I accompanied two ‘survivor’ carers to the children’s home where we gave little Hawa a baby ‘happy shower’, much to her disgust! She was dressed in clean clothes and taken in our car back to the ETC for the reunion with her mother. You can imagine the celebrations and hugs that followed! It was definitely a ‘photo opportunity’. When things had calmed down and Hawa and her mother were waiting to be transported safely back to their village some distance away everyone wanted to join in the photo, even the driver and security guard.
When I arrived in Kono, one of my first jobs was to set up and staff a kindergarten so that infants like little Hawa would not have to be separated from their parents. I’m a nurse and midwife and have early child care experience so it seemed like the perfect job for me.
It’s been a bit of a scramble but our kindergarten is now open and we’ve transferred four other littlies to it so they can be in the same vicinity as their parents and maintain some contact. The kindergarten is separate from the quarantine area but children and parents can see and talk to each other over the small fence.
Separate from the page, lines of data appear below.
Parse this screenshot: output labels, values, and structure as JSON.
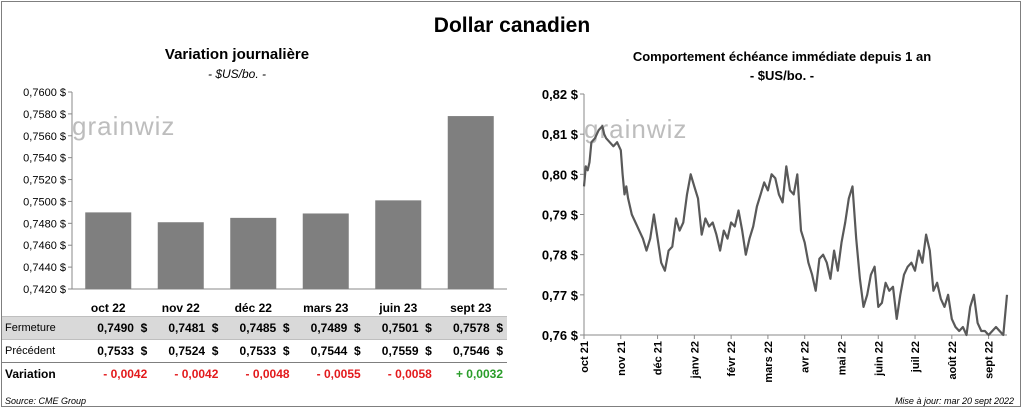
{
  "title": "Dollar canadien",
  "source": "Source: CME Group",
  "updated": "Mise à jour: mar 20 sept 2022",
  "watermark": "grainwiz",
  "chart_data": [
    {
      "type": "bar",
      "title": "Variation  journalière",
      "subtitle": "- $US/bo. -",
      "categories": [
        "oct 22",
        "nov 22",
        "déc 22",
        "mars 23",
        "juin 23",
        "sept 23"
      ],
      "values": [
        0.749,
        0.7481,
        0.7485,
        0.7489,
        0.7501,
        0.7578
      ],
      "ylim": [
        0.742,
        0.76
      ],
      "yticks": [
        "0,7600 $",
        "0,7580 $",
        "0,7560 $",
        "0,7540 $",
        "0,7520 $",
        "0,7500 $",
        "0,7480 $",
        "0,7460 $",
        "0,7440 $",
        "0,7420 $"
      ],
      "bar_color": "#7f7f7f",
      "table": {
        "rows": [
          {
            "label": "Fermeture",
            "values": [
              "0,7490  $",
              "0,7481  $",
              "0,7485  $",
              "0,7489  $",
              "0,7501  $",
              "0,7578  $"
            ]
          },
          {
            "label": "Précédent",
            "values": [
              "0,7533  $",
              "0,7524  $",
              "0,7533  $",
              "0,7544  $",
              "0,7559  $",
              "0,7546  $"
            ]
          },
          {
            "label": "Variation",
            "values": [
              "- 0,0042",
              "- 0,0042",
              "- 0,0048",
              "- 0,0055",
              "- 0,0058",
              "+ 0,0032"
            ]
          }
        ],
        "negative_color": "#e31a1c",
        "positive_color": "#2a9d2a"
      }
    },
    {
      "type": "line",
      "title": "Comportement échéance immédiate depuis 1 an",
      "subtitle": "- $US/bo. -",
      "ylim": [
        0.76,
        0.82
      ],
      "yticks": [
        "0,82 $",
        "0,81 $",
        "0,80 $",
        "0,79 $",
        "0,78 $",
        "0,77 $",
        "0,76 $"
      ],
      "xticks": [
        "oct 21",
        "nov 21",
        "déc 21",
        "janv 22",
        "févr 22",
        "mars 22",
        "avr 22",
        "mai 22",
        "juin 22",
        "juil 22",
        "août 22",
        "sept 22"
      ],
      "line_color": "#595959",
      "x_month_index": [
        0,
        0.05,
        0.1,
        0.15,
        0.2,
        0.3,
        0.4,
        0.5,
        0.55,
        0.6,
        0.7,
        0.8,
        0.9,
        1.0,
        1.05,
        1.1,
        1.15,
        1.2,
        1.3,
        1.4,
        1.5,
        1.6,
        1.7,
        1.8,
        1.9,
        2.0,
        2.1,
        2.2,
        2.3,
        2.4,
        2.5,
        2.6,
        2.7,
        2.8,
        2.9,
        3.0,
        3.1,
        3.2,
        3.3,
        3.4,
        3.5,
        3.6,
        3.7,
        3.8,
        3.9,
        4.0,
        4.1,
        4.2,
        4.3,
        4.4,
        4.5,
        4.6,
        4.7,
        4.8,
        4.9,
        5.0,
        5.1,
        5.2,
        5.3,
        5.4,
        5.5,
        5.6,
        5.7,
        5.8,
        5.9,
        6.0,
        6.1,
        6.2,
        6.3,
        6.4,
        6.5,
        6.6,
        6.7,
        6.8,
        6.9,
        7.0,
        7.1,
        7.2,
        7.3,
        7.4,
        7.5,
        7.6,
        7.7,
        7.8,
        7.9,
        8.0,
        8.1,
        8.2,
        8.3,
        8.4,
        8.5,
        8.6,
        8.7,
        8.8,
        8.9,
        9.0,
        9.1,
        9.2,
        9.3,
        9.4,
        9.5,
        9.6,
        9.7,
        9.8,
        9.9,
        10.0,
        10.1,
        10.2,
        10.3,
        10.4,
        10.5,
        10.6,
        10.7,
        10.8,
        10.9,
        11.0,
        11.1,
        11.2,
        11.3,
        11.4,
        11.5
      ],
      "y": [
        0.797,
        0.802,
        0.801,
        0.803,
        0.808,
        0.809,
        0.811,
        0.812,
        0.81,
        0.809,
        0.808,
        0.807,
        0.808,
        0.806,
        0.8,
        0.795,
        0.797,
        0.794,
        0.79,
        0.788,
        0.786,
        0.784,
        0.781,
        0.784,
        0.79,
        0.784,
        0.778,
        0.776,
        0.781,
        0.782,
        0.789,
        0.786,
        0.788,
        0.795,
        0.8,
        0.797,
        0.794,
        0.785,
        0.789,
        0.787,
        0.788,
        0.785,
        0.781,
        0.786,
        0.784,
        0.788,
        0.787,
        0.791,
        0.786,
        0.78,
        0.784,
        0.787,
        0.792,
        0.795,
        0.798,
        0.796,
        0.8,
        0.799,
        0.795,
        0.793,
        0.802,
        0.796,
        0.795,
        0.8,
        0.786,
        0.783,
        0.778,
        0.775,
        0.771,
        0.779,
        0.78,
        0.778,
        0.774,
        0.781,
        0.776,
        0.783,
        0.788,
        0.794,
        0.797,
        0.784,
        0.774,
        0.767,
        0.77,
        0.775,
        0.777,
        0.767,
        0.768,
        0.773,
        0.771,
        0.772,
        0.764,
        0.77,
        0.775,
        0.777,
        0.778,
        0.776,
        0.781,
        0.778,
        0.785,
        0.781,
        0.771,
        0.773,
        0.769,
        0.767,
        0.77,
        0.764,
        0.762,
        0.761,
        0.762,
        0.76,
        0.767,
        0.77,
        0.763,
        0.761,
        0.761,
        0.76,
        0.761,
        0.762,
        0.761,
        0.76,
        0.77
      ]
    }
  ]
}
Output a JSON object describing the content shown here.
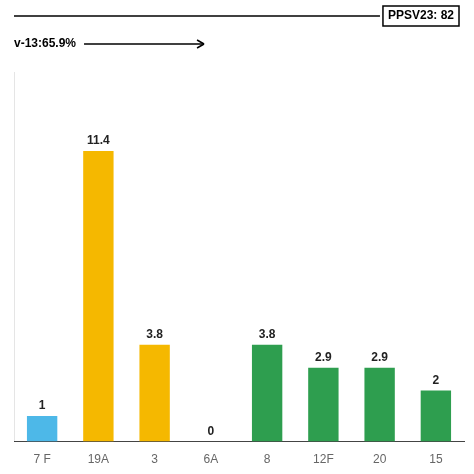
{
  "chart_data": {
    "type": "bar",
    "categories": [
      "7 F",
      "19A",
      "3",
      "6A",
      "8",
      "12F",
      "20",
      "15"
    ],
    "values": [
      1,
      11.4,
      3.8,
      0,
      3.8,
      2.9,
      2.9,
      2
    ],
    "colors": [
      "#4db8e8",
      "#f5b800",
      "#f5b800",
      "#f5b800",
      "#2e9e4f",
      "#2e9e4f",
      "#2e9e4f",
      "#2e9e4f"
    ],
    "ylim": [
      0,
      14.5
    ],
    "yticks": [],
    "data_labels": true,
    "grid": false,
    "tick_labels": "x",
    "annotations": [
      "PPSV23: 82",
      "v-13:65.9%"
    ]
  }
}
It’s staffed by a roster of ‘survivors’ who are thought to have some level of immunity to Ebola and can care for the children without having to wear full protective clothing.
The ETC here in Kono has only been opened for a few weeks and is still admitting patients but the good news is that we 'happy showered' our first survivor, a very scared, 10 year old girl. Sadly, nearly everyone who had been in the 'confirmed' area with her has died.